# How to stay in the country after IEC visa ends?



## Alliecat (Aug 14, 2013)

Hi there guys! I'm quite new to the forum (first post!) so I'm sorry if I happen to be in the wrong spot. 

A little background info; I'm 19, currently still residing in Australia and am Australian. My partner is Canadian and is the same age. I'm applying for IEC so that I can hopefully get here by next June/July/August (still thinking) and will be living with her from the moment I land in Canada. I'm not eligible to actually immigrate, so IEC is the only program that's going to get me there for any considerable length of time.
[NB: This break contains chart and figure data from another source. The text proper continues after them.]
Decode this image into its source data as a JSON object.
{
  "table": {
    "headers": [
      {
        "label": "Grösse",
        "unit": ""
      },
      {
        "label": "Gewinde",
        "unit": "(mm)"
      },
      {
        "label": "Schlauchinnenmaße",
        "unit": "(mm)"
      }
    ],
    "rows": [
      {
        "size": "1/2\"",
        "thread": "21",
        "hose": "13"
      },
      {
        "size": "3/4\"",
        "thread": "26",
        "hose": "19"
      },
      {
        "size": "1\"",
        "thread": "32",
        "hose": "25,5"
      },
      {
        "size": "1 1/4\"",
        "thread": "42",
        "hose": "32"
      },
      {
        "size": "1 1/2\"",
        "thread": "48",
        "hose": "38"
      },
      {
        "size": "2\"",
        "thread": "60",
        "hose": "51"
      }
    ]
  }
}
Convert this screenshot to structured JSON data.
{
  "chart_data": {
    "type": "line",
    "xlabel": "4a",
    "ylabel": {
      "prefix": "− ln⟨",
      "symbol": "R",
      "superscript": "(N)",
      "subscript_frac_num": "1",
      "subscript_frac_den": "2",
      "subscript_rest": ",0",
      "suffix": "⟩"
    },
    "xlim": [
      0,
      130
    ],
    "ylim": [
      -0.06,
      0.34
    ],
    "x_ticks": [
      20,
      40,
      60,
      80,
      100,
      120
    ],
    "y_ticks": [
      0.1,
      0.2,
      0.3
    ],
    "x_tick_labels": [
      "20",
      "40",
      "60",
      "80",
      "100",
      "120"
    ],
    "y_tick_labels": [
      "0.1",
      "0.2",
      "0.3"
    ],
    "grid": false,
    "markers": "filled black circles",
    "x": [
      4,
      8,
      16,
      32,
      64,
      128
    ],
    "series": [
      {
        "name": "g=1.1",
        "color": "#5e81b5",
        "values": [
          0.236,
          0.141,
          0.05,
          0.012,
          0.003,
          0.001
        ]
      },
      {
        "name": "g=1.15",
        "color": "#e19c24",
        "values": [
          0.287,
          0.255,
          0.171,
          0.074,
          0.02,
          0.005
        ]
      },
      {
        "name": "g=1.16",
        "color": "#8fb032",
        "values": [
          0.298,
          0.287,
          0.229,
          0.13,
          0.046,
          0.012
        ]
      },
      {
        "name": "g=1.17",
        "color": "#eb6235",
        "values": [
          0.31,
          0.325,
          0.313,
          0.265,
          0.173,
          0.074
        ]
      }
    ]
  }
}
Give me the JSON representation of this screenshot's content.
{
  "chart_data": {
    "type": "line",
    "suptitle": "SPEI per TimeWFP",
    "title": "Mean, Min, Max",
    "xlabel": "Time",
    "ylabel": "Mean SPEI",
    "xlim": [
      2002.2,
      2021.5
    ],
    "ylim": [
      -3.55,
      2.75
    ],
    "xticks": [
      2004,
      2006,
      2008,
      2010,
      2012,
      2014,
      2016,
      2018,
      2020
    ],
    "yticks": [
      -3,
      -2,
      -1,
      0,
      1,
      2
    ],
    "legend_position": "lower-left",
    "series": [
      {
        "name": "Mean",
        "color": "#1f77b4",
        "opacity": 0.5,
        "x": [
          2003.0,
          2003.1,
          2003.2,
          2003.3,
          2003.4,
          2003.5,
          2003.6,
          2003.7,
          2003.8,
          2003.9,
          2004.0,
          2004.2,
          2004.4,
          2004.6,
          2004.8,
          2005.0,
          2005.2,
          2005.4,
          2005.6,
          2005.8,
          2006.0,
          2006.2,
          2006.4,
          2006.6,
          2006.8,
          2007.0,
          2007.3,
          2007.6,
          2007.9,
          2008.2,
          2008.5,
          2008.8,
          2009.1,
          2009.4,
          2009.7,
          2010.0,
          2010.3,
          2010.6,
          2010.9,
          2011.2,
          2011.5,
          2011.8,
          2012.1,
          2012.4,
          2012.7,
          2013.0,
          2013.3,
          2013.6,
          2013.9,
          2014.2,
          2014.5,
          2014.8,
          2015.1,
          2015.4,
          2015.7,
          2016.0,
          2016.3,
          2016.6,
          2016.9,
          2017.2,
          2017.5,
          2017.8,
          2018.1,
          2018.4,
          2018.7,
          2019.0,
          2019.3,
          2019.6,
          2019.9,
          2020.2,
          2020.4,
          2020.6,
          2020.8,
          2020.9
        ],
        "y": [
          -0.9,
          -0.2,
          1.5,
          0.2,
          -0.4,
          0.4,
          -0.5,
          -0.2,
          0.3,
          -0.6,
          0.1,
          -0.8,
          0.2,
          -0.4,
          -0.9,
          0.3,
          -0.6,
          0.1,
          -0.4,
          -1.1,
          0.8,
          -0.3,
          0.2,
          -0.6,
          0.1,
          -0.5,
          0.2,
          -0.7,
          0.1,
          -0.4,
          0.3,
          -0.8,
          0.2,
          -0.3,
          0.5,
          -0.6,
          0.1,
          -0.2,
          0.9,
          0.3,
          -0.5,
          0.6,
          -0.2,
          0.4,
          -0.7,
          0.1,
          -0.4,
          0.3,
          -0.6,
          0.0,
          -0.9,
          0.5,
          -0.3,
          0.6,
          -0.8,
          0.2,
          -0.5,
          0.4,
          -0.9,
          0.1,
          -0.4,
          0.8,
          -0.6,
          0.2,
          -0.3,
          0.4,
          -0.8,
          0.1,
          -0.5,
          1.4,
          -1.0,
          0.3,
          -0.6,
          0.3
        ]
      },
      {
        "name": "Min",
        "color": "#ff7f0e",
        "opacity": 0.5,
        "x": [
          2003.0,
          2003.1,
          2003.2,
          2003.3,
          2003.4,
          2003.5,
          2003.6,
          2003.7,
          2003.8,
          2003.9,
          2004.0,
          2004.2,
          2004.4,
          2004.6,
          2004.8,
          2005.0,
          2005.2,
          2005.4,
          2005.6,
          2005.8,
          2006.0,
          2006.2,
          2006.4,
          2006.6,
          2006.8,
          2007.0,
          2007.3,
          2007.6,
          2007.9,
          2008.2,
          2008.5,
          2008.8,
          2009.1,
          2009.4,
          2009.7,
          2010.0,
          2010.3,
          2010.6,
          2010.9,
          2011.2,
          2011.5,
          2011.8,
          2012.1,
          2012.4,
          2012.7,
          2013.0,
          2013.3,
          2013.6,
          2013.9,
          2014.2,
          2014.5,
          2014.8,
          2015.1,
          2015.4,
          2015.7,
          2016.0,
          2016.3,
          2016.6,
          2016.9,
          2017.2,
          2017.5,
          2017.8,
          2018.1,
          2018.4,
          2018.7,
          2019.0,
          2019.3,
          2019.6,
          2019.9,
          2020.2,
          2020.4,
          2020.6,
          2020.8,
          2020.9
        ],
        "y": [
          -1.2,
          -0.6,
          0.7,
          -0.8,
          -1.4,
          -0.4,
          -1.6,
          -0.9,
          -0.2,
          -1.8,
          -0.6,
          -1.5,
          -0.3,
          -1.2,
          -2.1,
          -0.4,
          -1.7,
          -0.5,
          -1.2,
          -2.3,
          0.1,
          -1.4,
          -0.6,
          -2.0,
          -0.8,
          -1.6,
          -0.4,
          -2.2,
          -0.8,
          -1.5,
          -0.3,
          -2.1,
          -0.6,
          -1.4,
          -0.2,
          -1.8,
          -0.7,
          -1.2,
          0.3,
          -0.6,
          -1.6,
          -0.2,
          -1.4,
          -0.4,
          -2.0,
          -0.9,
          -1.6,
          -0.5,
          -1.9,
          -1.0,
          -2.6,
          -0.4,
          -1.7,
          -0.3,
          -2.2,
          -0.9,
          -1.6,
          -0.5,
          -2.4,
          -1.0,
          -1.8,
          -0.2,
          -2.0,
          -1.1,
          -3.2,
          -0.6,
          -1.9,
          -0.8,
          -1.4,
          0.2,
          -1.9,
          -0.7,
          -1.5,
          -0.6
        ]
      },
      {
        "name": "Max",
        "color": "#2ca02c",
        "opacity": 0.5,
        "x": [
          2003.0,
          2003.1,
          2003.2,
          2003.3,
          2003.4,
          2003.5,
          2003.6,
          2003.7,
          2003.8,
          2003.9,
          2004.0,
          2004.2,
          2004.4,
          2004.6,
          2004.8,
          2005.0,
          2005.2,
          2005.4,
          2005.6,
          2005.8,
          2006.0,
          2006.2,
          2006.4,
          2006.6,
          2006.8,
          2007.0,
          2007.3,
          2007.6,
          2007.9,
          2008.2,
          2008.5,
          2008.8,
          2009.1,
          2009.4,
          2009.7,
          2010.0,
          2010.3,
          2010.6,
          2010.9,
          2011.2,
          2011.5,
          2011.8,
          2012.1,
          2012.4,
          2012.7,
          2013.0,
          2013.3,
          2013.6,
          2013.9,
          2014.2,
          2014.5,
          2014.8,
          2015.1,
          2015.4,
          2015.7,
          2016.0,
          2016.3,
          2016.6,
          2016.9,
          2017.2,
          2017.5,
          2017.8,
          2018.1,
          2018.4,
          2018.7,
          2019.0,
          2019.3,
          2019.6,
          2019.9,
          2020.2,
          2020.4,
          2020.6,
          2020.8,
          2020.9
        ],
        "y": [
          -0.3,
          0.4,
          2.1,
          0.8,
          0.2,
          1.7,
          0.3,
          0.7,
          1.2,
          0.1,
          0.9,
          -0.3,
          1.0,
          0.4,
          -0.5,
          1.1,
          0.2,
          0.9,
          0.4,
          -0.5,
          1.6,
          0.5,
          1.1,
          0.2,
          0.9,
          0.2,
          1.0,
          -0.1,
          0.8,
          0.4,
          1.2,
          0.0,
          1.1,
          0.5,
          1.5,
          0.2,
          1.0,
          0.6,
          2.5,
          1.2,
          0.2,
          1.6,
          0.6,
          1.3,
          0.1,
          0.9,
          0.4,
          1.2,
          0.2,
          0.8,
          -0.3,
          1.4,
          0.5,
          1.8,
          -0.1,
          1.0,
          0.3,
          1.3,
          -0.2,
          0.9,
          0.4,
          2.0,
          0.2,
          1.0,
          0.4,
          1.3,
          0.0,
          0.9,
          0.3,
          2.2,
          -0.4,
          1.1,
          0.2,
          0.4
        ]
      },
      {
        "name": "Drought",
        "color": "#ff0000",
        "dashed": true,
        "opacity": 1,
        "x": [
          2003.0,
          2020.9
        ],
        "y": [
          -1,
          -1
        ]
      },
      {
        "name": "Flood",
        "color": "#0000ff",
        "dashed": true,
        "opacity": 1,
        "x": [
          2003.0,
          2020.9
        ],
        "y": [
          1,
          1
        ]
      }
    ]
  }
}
I know I'm thinking massively in advance, but does anyone actually know if it's possible to apply for permanent residency once IEC is over? I'm planning to stay the two years, and then reapply the IEC if necessary. I just hate freaking out over these things, even though it's all still in planning stages. We're engaged too, if it helps any. The thought of having to leave her behind is almost scaring me out of going, even though I know that makes absolutely no rational sense. 

Thanks in advance!

Allie


----------



## Auld Yin (Mar 10, 2009)

No, you cannot move to PR status from IEC.


----------



## EVHB (Feb 11, 2008)

But you can get married to your friend and (s)he can sponsor you to get a Permanent Resident visa.
Or you can go back to school and become a student. (start saving !!! ;-) )


----------



## Liam(at)Large (Sep 2, 2012)

No need to marry her, if you can prove common law she can sponsor you. (this is what my sister did for her kiwi partner.)


----------